Uma das decisões é da 26ª Câmara de Direito Privado do Tribunal de Justiça de São Paulo (TJ-SP). O relator, desembargador Carlos Dias Motta, entendeu que “não configura fato imprevisível a alegada queda da taxa de juros, o aumento da expectativa de vida do brasileiro e a mudança de regras da previdência privada pelo órgão gestor”. E acrescenta no seu voto que são fatores “que constituem risco da atividade da administradora do plano”.
Para o magistrado, as partes devem observar os princípios da probidade e boa-fé, tanto na conclusão quanto na execução do contrato, como preveem os artigos 113 e 422 do Código Civil. (processo nº 1005423-80.2021.8.26.0100)
Em outro caso, um cliente que contratou o plano em 1988 teve que entrar na Justiça por ter sido desautorizado a realizar novos aportes financeiros no plano de previdência. Ele obteve sentença favorável, confirmada pela 27ª Câmara de Direito Privado do TJSP.
A relatora, desembargadora Angela Lopes, entendeu que as justificativas para suspender a autorização aos aportes do autor “constituem risco da atividade e não autorizam a modificação das condições outrora pactuadas, por causarem desvantagem exagerada ao consumidor e frustrar sua expectativa de recebimento da renda complementar na velhice” (processo nº 1037555-30.2020.8.26.0100).
Em uma sentença recente, o juiz Gustavo Coube de Carvalho, da 5ª Vara Cível de São Paulo, afirma que, “em verdadeira guerrilha judicial contra seus próprios clientes, a autora, seguradora do Grupo Santander, espalhou dezenas ou centenas de ações com o objetivo de reduzir a rentabilidade expressamente garantida em contrato”.

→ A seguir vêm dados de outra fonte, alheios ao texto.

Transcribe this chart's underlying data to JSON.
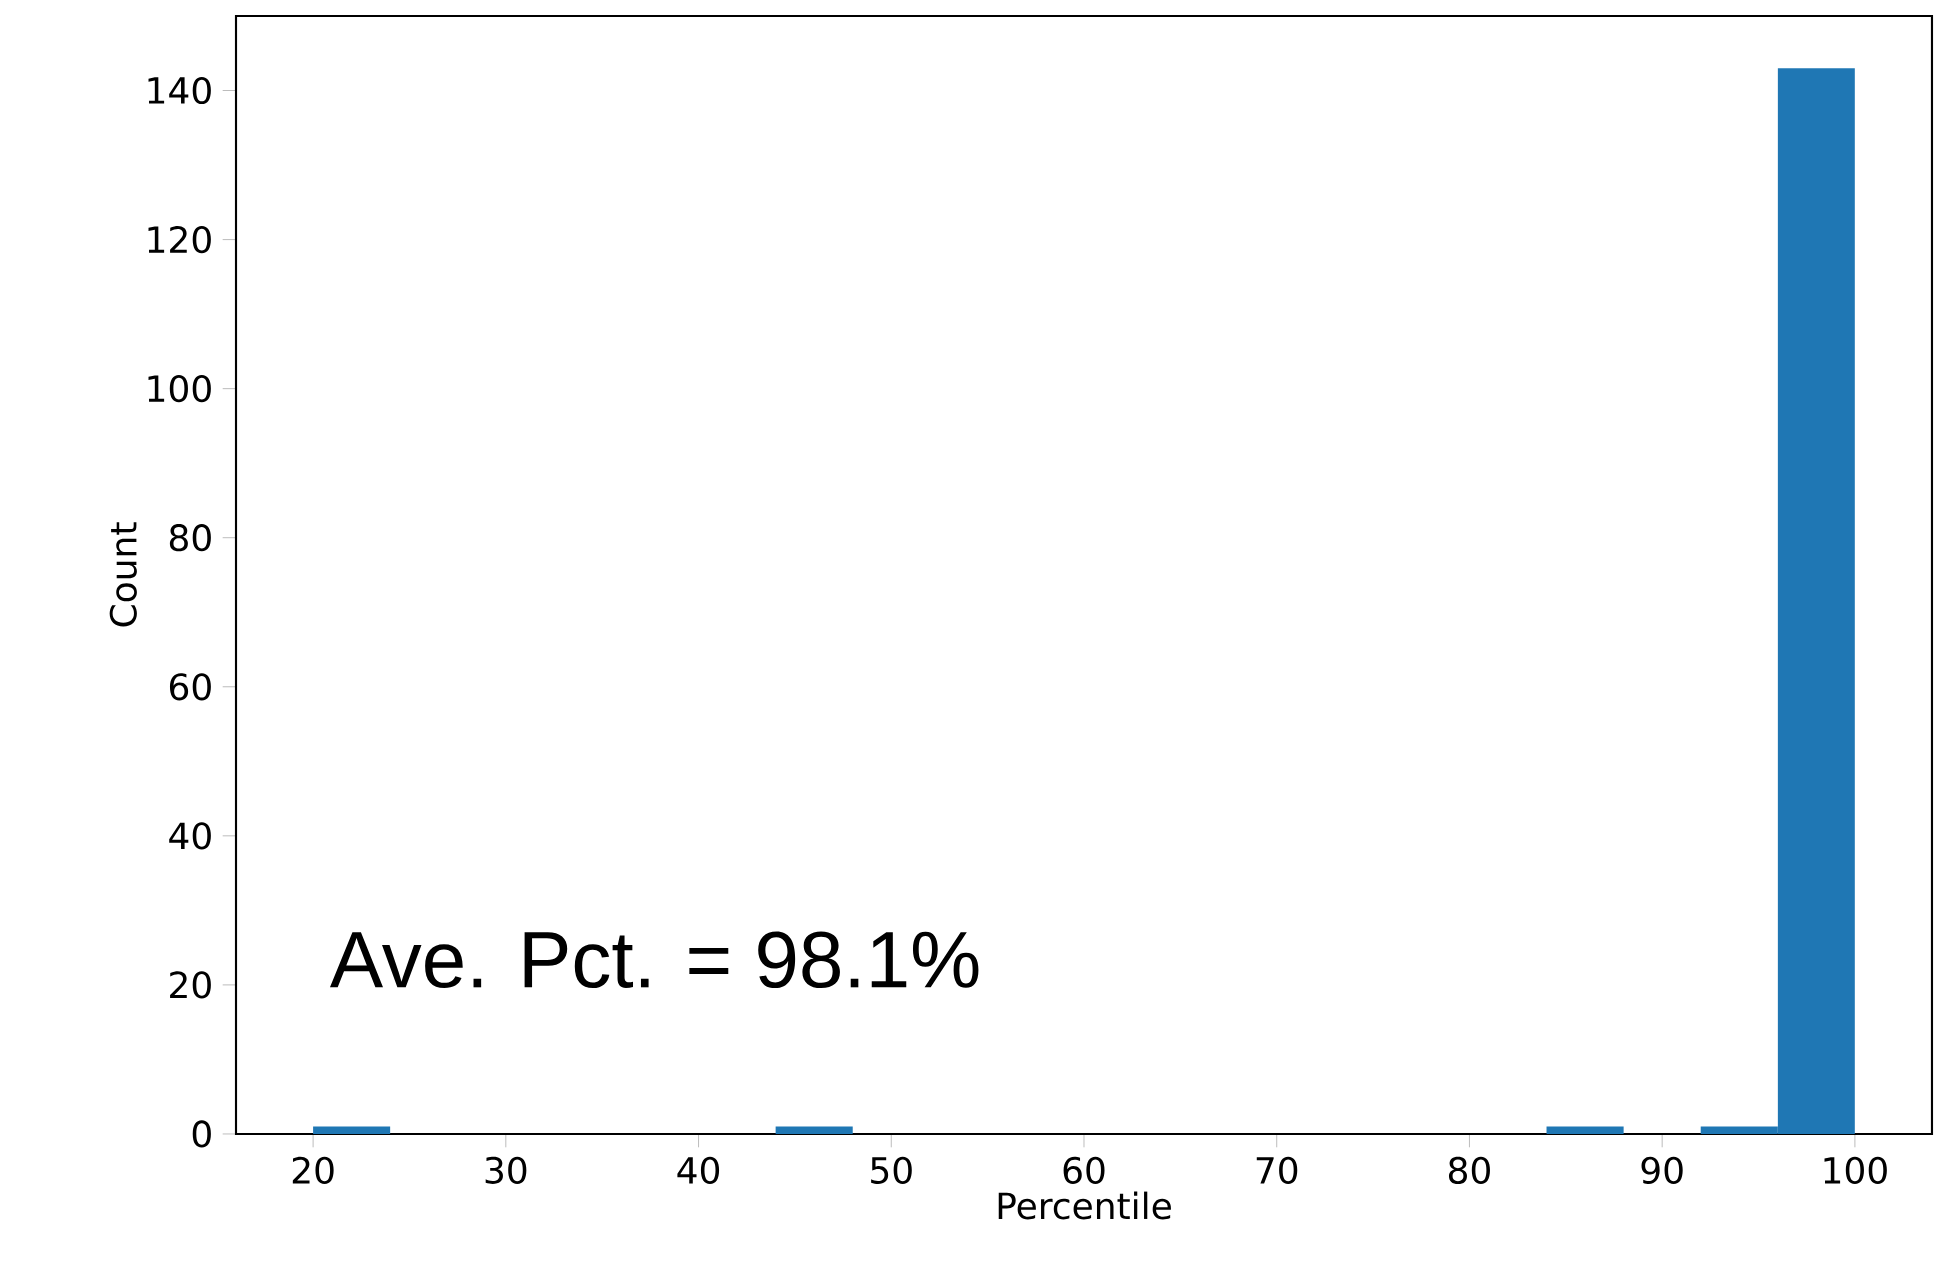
{
  "chart_data": {
    "type": "histogram",
    "xlabel": "Percentile",
    "ylabel": "Count",
    "bins": [
      20,
      24,
      28,
      32,
      36,
      40,
      44,
      48,
      52,
      56,
      60,
      64,
      68,
      72,
      76,
      80,
      84,
      88,
      92,
      96,
      100
    ],
    "values": [
      1,
      0,
      0,
      0,
      0,
      0,
      1,
      0,
      0,
      0,
      0,
      0,
      0,
      0,
      0,
      0,
      1,
      0,
      1,
      143
    ],
    "color": "#1f77b4",
    "xlim": [
      16,
      104
    ],
    "ylim": [
      0,
      150
    ],
    "xticks": [
      20,
      30,
      40,
      50,
      60,
      70,
      80,
      90,
      100
    ],
    "yticks": [
      0,
      20,
      40,
      60,
      80,
      100,
      120,
      140
    ],
    "grid": false,
    "annotations": [
      "Ave. Pct. = 98.1%"
    ]
  }
}
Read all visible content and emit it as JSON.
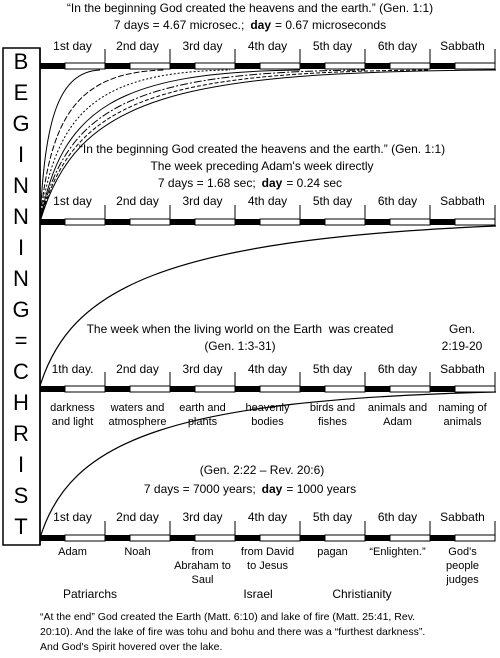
{
  "side_label": [
    "B",
    "E",
    "G",
    "I",
    "N",
    "N",
    "I",
    "N",
    "G",
    "=",
    "C",
    "H",
    "R",
    "I",
    "S",
    "T"
  ],
  "sections": [
    {
      "header": [
        "“In the beginning God created the heavens and the earth.” (Gen. 1:1)"
      ],
      "formula": {
        "pre": "7 days = 4.67 microsec.;",
        "bold": "day",
        "post": "= 0.67 microseconds"
      },
      "days": [
        "1st day",
        "2nd day",
        "3rd day",
        "4th day",
        "5th day",
        "6th day",
        "Sabbath"
      ]
    },
    {
      "header": [
        "“In the beginning God created the heavens and the earth.” (Gen. 1:1)",
        "The week preceding Adam's week directly"
      ],
      "formula": {
        "pre": "7 days = 1.68 sec;",
        "bold": "day",
        "post": "= 0.24 sec"
      },
      "days": [
        "1st day",
        "2nd day",
        "3rd day",
        "4th day",
        "5th day",
        "6th day",
        "Sabbath"
      ]
    },
    {
      "header": [
        "The week when the living world on the Earth  was created",
        "(Gen. 1:3-31)"
      ],
      "side_note": [
        "Gen.",
        "2:19-20"
      ],
      "days": [
        "1th day.",
        "2nd day",
        "3rd day",
        "4th day",
        "5th day",
        "6th day",
        "Sabbath"
      ],
      "notes": [
        [
          "darkness",
          "and light"
        ],
        [
          "waters and",
          "atmosphere"
        ],
        [
          "earth and",
          "plants"
        ],
        [
          "heavenly",
          "bodies"
        ],
        [
          "birds and",
          "fishes"
        ],
        [
          "animals and",
          "Adam"
        ],
        [
          "naming of",
          "animals"
        ]
      ]
    },
    {
      "header": [
        "(Gen. 2:22 – Rev. 20:6)"
      ],
      "formula": {
        "pre": "7 days = 7000 years;",
        "bold": "day",
        "post": "= 1000 years"
      },
      "days": [
        "1st day",
        "2nd day",
        "3rd day",
        "4th day",
        "5th day",
        "6th day",
        "Sabbath"
      ],
      "notes": [
        [
          "Adam"
        ],
        [
          "Noah"
        ],
        [
          "from",
          "Abraham to",
          "Saul"
        ],
        [
          "from David",
          "to Jesus"
        ],
        [
          "pagan"
        ],
        [
          "“Enlighten.”"
        ],
        [
          "God's",
          "people",
          "judges"
        ]
      ]
    }
  ],
  "eras": [
    "Patriarchs",
    "Israel",
    "Christianity"
  ],
  "footer": [
    "“At the end” God created the Earth (Matt. 6:10) and lake of fire (Matt. 25:41, Rev.",
    "20:10). And the lake of fire was tohu and bohu and there was a “furthest darkness”.",
    "And God's Spirit hovered over the lake."
  ]
}
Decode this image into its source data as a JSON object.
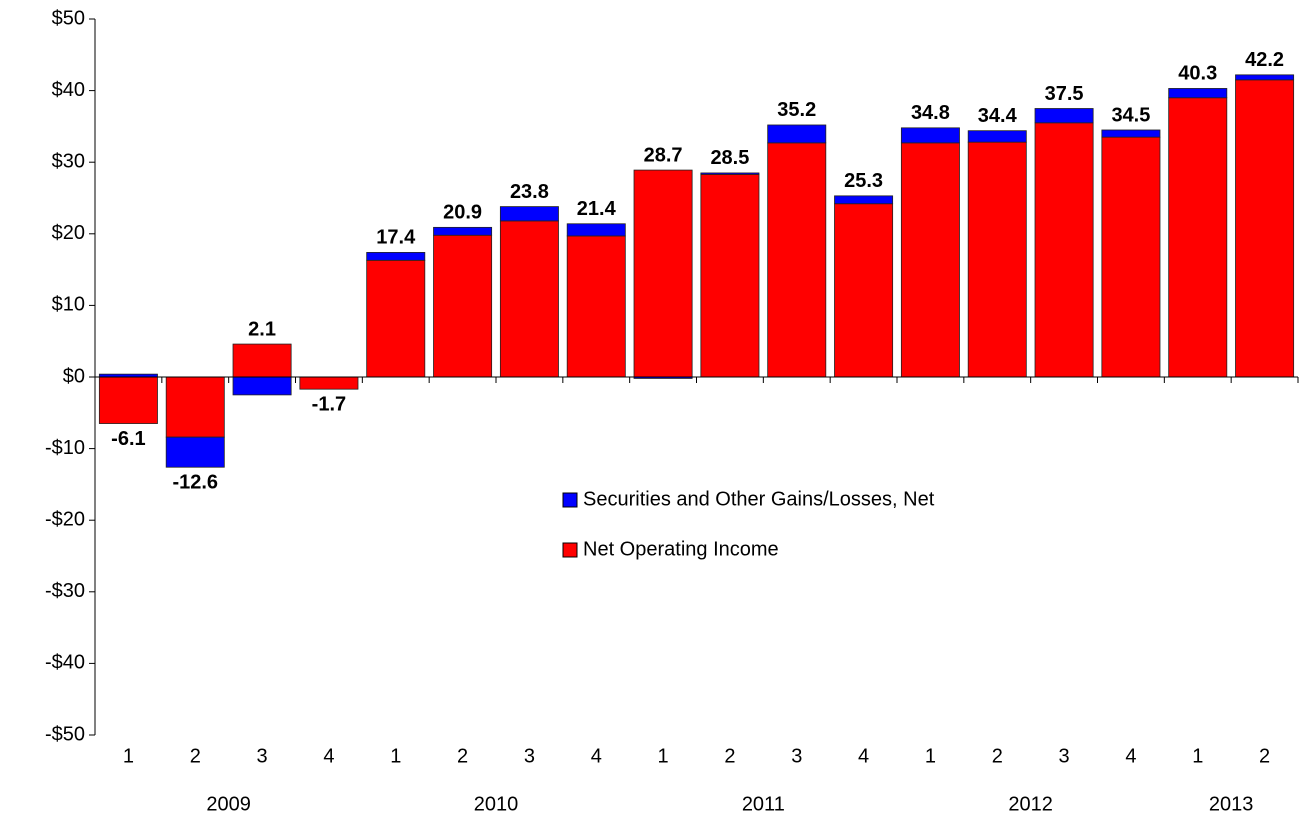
{
  "chart_data": {
    "type": "stacked-bar",
    "categories": [
      "1",
      "2",
      "3",
      "4",
      "1",
      "2",
      "3",
      "4",
      "1",
      "2",
      "3",
      "4",
      "1",
      "2",
      "3",
      "4",
      "1",
      "2"
    ],
    "groups": [
      "2009",
      null,
      null,
      null,
      "2010",
      null,
      null,
      null,
      "2011",
      null,
      null,
      null,
      "2012",
      null,
      null,
      null,
      "2013",
      null
    ],
    "series": [
      {
        "name": "Securities and Other Gains/Losses, Net",
        "color": "#0000ff",
        "values": [
          0.4,
          -4.2,
          -2.5,
          0,
          1.1,
          1.1,
          2.0,
          1.7,
          -0.2,
          0.2,
          2.5,
          1.1,
          2.1,
          1.6,
          2.0,
          1.0,
          1.3,
          0.7
        ]
      },
      {
        "name": "Net Operating Income",
        "color": "#ff0000",
        "values": [
          -6.5,
          -8.4,
          4.6,
          -1.7,
          16.3,
          19.8,
          21.8,
          19.7,
          28.9,
          28.3,
          32.7,
          24.2,
          32.7,
          32.8,
          35.5,
          33.5,
          39.0,
          41.5
        ]
      }
    ],
    "totals": [
      -6.1,
      -12.6,
      2.1,
      -1.7,
      17.4,
      20.9,
      23.8,
      21.4,
      28.7,
      28.5,
      35.2,
      25.3,
      34.8,
      34.4,
      37.5,
      34.5,
      40.3,
      42.2
    ],
    "ylim": [
      -50,
      50
    ],
    "yticks": [
      {
        "value": -50,
        "label": "-$50"
      },
      {
        "value": -40,
        "label": "-$40"
      },
      {
        "value": -30,
        "label": "-$30"
      },
      {
        "value": -20,
        "label": "-$20"
      },
      {
        "value": -10,
        "label": "-$10"
      },
      {
        "value": 0,
        "label": "$0"
      },
      {
        "value": 10,
        "label": "$10"
      },
      {
        "value": 20,
        "label": "$20"
      },
      {
        "value": 30,
        "label": "$30"
      },
      {
        "value": 40,
        "label": "$40"
      },
      {
        "value": 50,
        "label": "$50"
      }
    ],
    "grid": false
  }
}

A iniciativa, segundo o magistrado, pode ser qualificada como “abusiva”, ao infringir o caput, XII, do artigo 39 do Código de Defesa do Consumidor (CDC), “além de caracterizar claro desrespeito à vinculação da oferta (quanto mais do contrato) prevista no artigo 30 do mesmo estatuto”.
Para o juiz, “a onerosidade a ser considerada não é a da autora isoladamente, mas sim do gigantesco grupo financeiro de que é subsidiária integral, o qual, não se acredita, possa estar com dificuldades financeiras decorrente do contrato”.
Em outro caso, em que o cliente está prestes a se aposentar, a juíza Samira de Castro Lorena, da 1ª Vara Cível de São Paulo, afirma que seria inviável o acolhimento do pedido do plano de previdência. Seria incabível, acrescenta, a aplicação da teoria da imprevisão. “Mudança no cenário socieconômico e aumento da expectativa de vida não podem ser considerados como fatos imprevisíveis (muito menos extraordinários), mas sim correspondem ao risco do negócio”, diz (processo nº 1022189-14.2021.8.26.003).
As decisões, para o advogado Vinicius Zwarg, são acertadas por reconhecerem a validade do que foi estabelecido nos contratos. “Esses contratos não podem ser alterados com a alegação de desequilíbrio econômico. Existem períodos em que se ganha mais e outros menos. Anos atrás, por exemplo, a inflação estava extremamente contida. Mas nada disso é justificativa para se alterar contratos firmados com base no princípio da boa-fé”, afirma.
Por nota, o Banco Santander informa que “a Evidence cumpre rigorosamente todas as previsões contratuais e está conduzindo o processo de repactuação dos contratos com anuência dos clientes ou autorização judicial e com total transparência perante o regulador”.
O produto FGB, explica, “possui tábua de expectativa de vida desatualizada e juros fixos completamente incompatíveis com a realidade, o que acarreta na inviabilidade do fundo, uma vez que inexistem ativos disponíveis no mercado que garantam o aumento das obrigações, tese já confirmada por três peritos judiciais que analisaram a questão e sentenças favoráveis à Evidence”.
Ainda segundo o Santander, “a empresa também tem analisado com atenção as propostas de acordos judiciais ou extrajudiciais, recomendando que os clientes procurem o advogado da causa ou a própria entidade, buscando a via de conciliação”.